Ferry sangat menyayangkan kepada pihak GKJ yang telah menjual tanah seluas 300 meter persegi kepada salah satu jemaatnya, bernama Timotius Wong. “Kami ada bukti akta jual belinya. Dan kami juga menggugat notarisnya yang keluarkan akta jual beli. Kasus ini terungkap, ketika pembeli tanah Timotius Wong datang ke RT/RW untuk meminta izin mendirikan bangunan. Tetapi ditolak oleh RT/RW, kenapa? Karena sepengetahuan RT/RW tanah tersebut peruntukkannya untuk fasum bukan untuk rumah tinggal. Kalau itu terjadi,dikuatirkan bisa terjadi perubahan fungsi, yang semula untuk kepentingan umum, menjadi kepentingan pribadi. Sekali lagi, dasar hukumnya jelas, yakni merujuk Pergub No 31 Tentang tata ruang  Provinsi DKI Jakarta Tahun 2022. Lampiran 7 tentang peta ruang, yang dikategorikan sebagai zona budidaya dan atau sub zona sarana umum skala kota. Dalam Pergub No 31 itu juga diatur tentang kegiatan yang mengubah fungsi utama sub zona. Jadi disini jelas bahwa peruntukkannya tidak boleh mengubah fungsinya. Misalnya yang semula untuk kepentingan umum, tidak diperbolehkan membangun untuk  kepentingan pribadi, termasuk membangun izin rumah tinggal,” tandas Ferrry.
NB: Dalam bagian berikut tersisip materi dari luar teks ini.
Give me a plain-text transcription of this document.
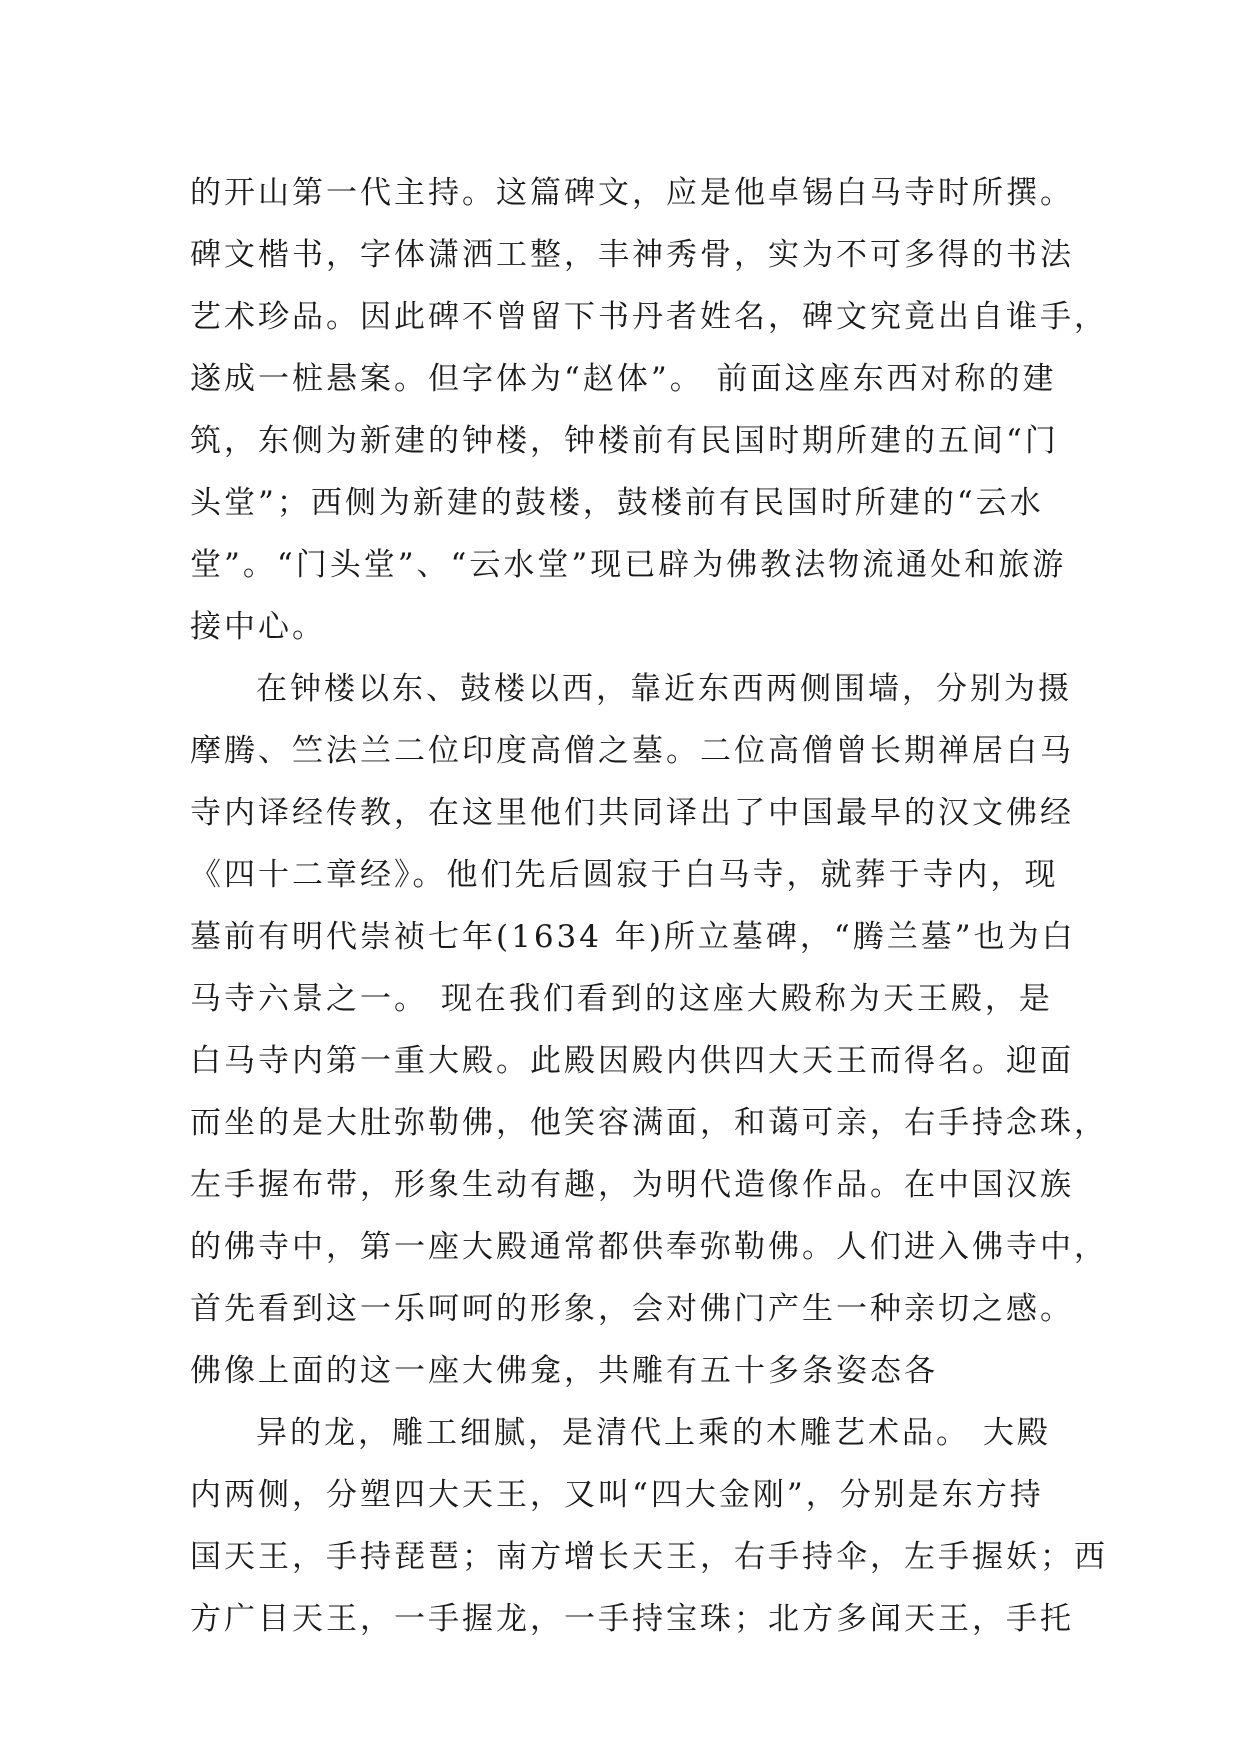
的开山第一代主持。这篇碑文，应是他卓锡白马寺时所撰。
碑文楷书，字体潇洒工整，丰神秀骨，实为不可多得的书法
艺术珍品。因此碑不曾留下书丹者姓名，碑文究竟出自谁手，
遂成一桩悬案。但字体为“赵体”。 前面这座东西对称的建
筑，东侧为新建的钟楼，钟楼前有民国时期所建的五间“门
头堂”；西侧为新建的鼓楼，鼓楼前有民国时所建的“云水
堂”。“门头堂”、“云水堂”现已辟为佛教法物流通处和旅游
接中心。
在钟楼以东、鼓楼以西，靠近东西两侧围墙，分别为摄
摩腾、竺法兰二位印度高僧之墓。二位高僧曾长期禅居白马
寺内译经传教，在这里他们共同译出了中国最早的汉文佛经
《四十二章经》。他们先后圆寂于白马寺，就葬于寺内，现
墓前有明代崇祯七年(1634 年)所立墓碑，“腾兰墓”也为白
马寺六景之一。 现在我们看到的这座大殿称为天王殿，是
白马寺内第一重大殿。此殿因殿内供四大天王而得名。迎面
而坐的是大肚弥勒佛，他笑容满面，和蔼可亲，右手持念珠，
左手握布带，形象生动有趣，为明代造像作品。在中国汉族
的佛寺中，第一座大殿通常都供奉弥勒佛。人们进入佛寺中，
首先看到这一乐呵呵的形象，会对佛门产生一种亲切之感。
佛像上面的这一座大佛龛，共雕有五十多条姿态各
异的龙，雕工细腻，是清代上乘的木雕艺术品。 大殿
内两侧，分塑四大天王，又叫“四大金刚”，分别是东方持
国天王，手持琵琶；南方增长天王，右手持伞，左手握妖；西
方广目天王，一手握龙，一手持宝珠；北方多闻天王，手托
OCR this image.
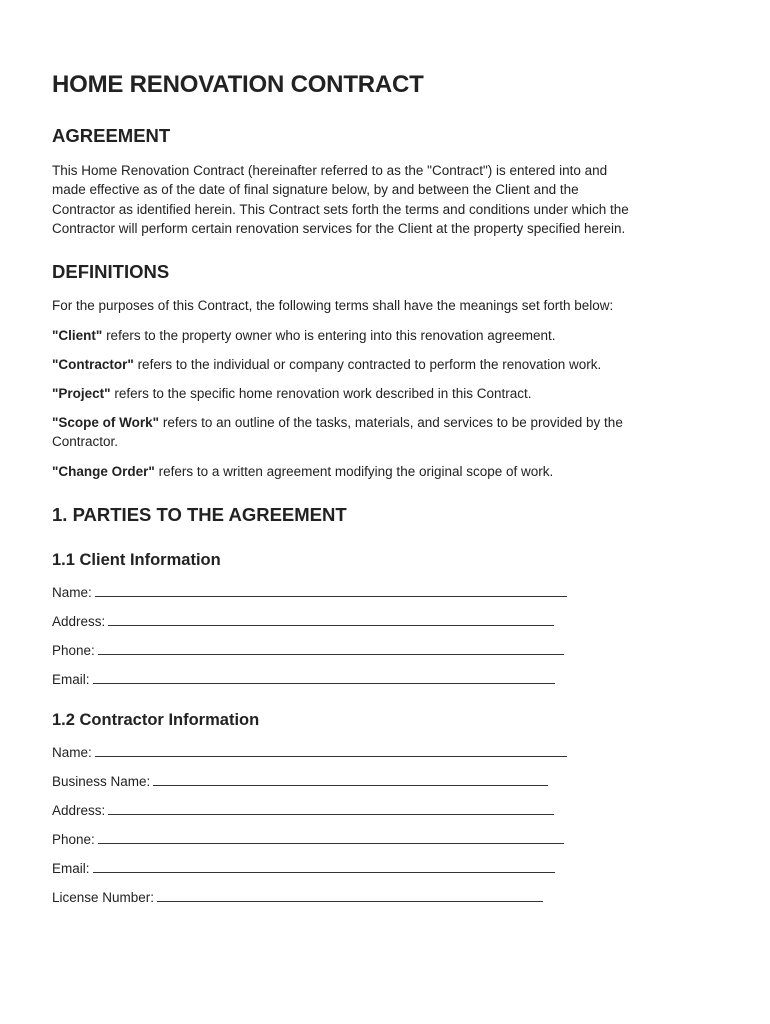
HOME RENOVATION CONTRACT
AGREEMENT
This Home Renovation Contract (hereinafter referred to as the "Contract") is entered into and
made effective as of the date of final signature below, by and between the Client and the
Contractor as identified herein. This Contract sets forth the terms and conditions under which the
Contractor will perform certain renovation services for the Client at the property specified herein.
DEFINITIONS
For the purposes of this Contract, the following terms shall have the meanings set forth below:
"Client" refers to the property owner who is entering into this renovation agreement.
"Contractor" refers to the individual or company contracted to perform the renovation work.
"Project" refers to the specific home renovation work described in this Contract.
"Scope of Work" refers to an outline of the tasks, materials, and services to be provided by the
Contractor.
"Change Order" refers to a written agreement modifying the original scope of work.
1. PARTIES TO THE AGREEMENT
1.1 Client Information
Name:
Address:
Phone:
Email:
1.2 Contractor Information
Name:
Business Name:
Address:
Phone:
Email:
License Number:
Menurut Ferry, tuntutan warga adalah agar fungsi tanah tersebut dikembalikan lagi sesuai peruntukannya. Karena selama ini warga telah merasakan manfaat tanah tersebut untuk kegiatan sosial dan kepentingan umum. “Kalau memang tanah tersebut sudah dihibahkan untuk yayasan gereja, ya fungsikan lagi untuk kegiatan gereja. Atau pihak gereja membangun sarana pendidikan, ya warga lebih senang. Warga mempersilakan, jika pihak gereja mau membangun sekolah atau gereja. Itu yang ditunggu warga. Bisa bermanfaat untuk warga sekitar, bisa menyekolahkan anaknya disitu. Warga juga bisa beribadah disitu,” ungkap Ferry sembari menambahkan bahwa jual beli tanah seluas 300 meter persegi itu  tidak sah.

Jika terjadi pembatalan jual beli, kata Ferry, pihak warga menyatakan persoalan selesai. Tetapi warga meminta kerugian materiil dan imateriil (tercantum dalam gugatan)  yang sudah timbul selama ini dengan jumlah keseluruhannya sebesar Rp. 2.666.000.000,- (Dua Milyar Enam Ratus Enampuluh Juta Rupiah).  Terlepas dari apapun putusan pengadilan nanti, warga tetap meminta ganti rugi yang selama ini telah dikeluarkan.  Artinya mau menang atau kalah di Pengadilan, pihak gereja harus tetap bayar. “Uang ganti rugi tersebut, untuk kebersihan RT/RW, membayar gaji per bulan. Dan faktanya selama ini,  gereja  hanya membayar iuran bulanan  wajib selama 1 (satu) tahun kepada RT/RW selama menjadi lahan parkir. Padahal seluruh warga yang tinggal disana kan membayar iuran bulanan. Tuntutan ganti ruginya harus diselesaikan. Kasus ini adalah perbuatan melawan hukum (PMH)  yang salah satu syaratnya adalah membayar ganti rugi. Tapi persoalan menyalahi  peruntukan ya tetap harus jalan. Biarkan hakim yang memutuskan. Karena ini adalah hak dari warga. Agar bisa dimanfaatkan lagi sebagai sarana berolahraga, parkir dan sebagainya. Kami juga sudah melayangkan surat kepada Walikota Jakarta Barat, tembusannya ke Sudin Citata, Camat agar menangguhkan izin Persetujuan  Pembangunan Gedung (PBG) atas nama Timotius Wong. Karena masih dalam proses pengadilan sampai putusan nanti inkracht,” pungkas Ferry.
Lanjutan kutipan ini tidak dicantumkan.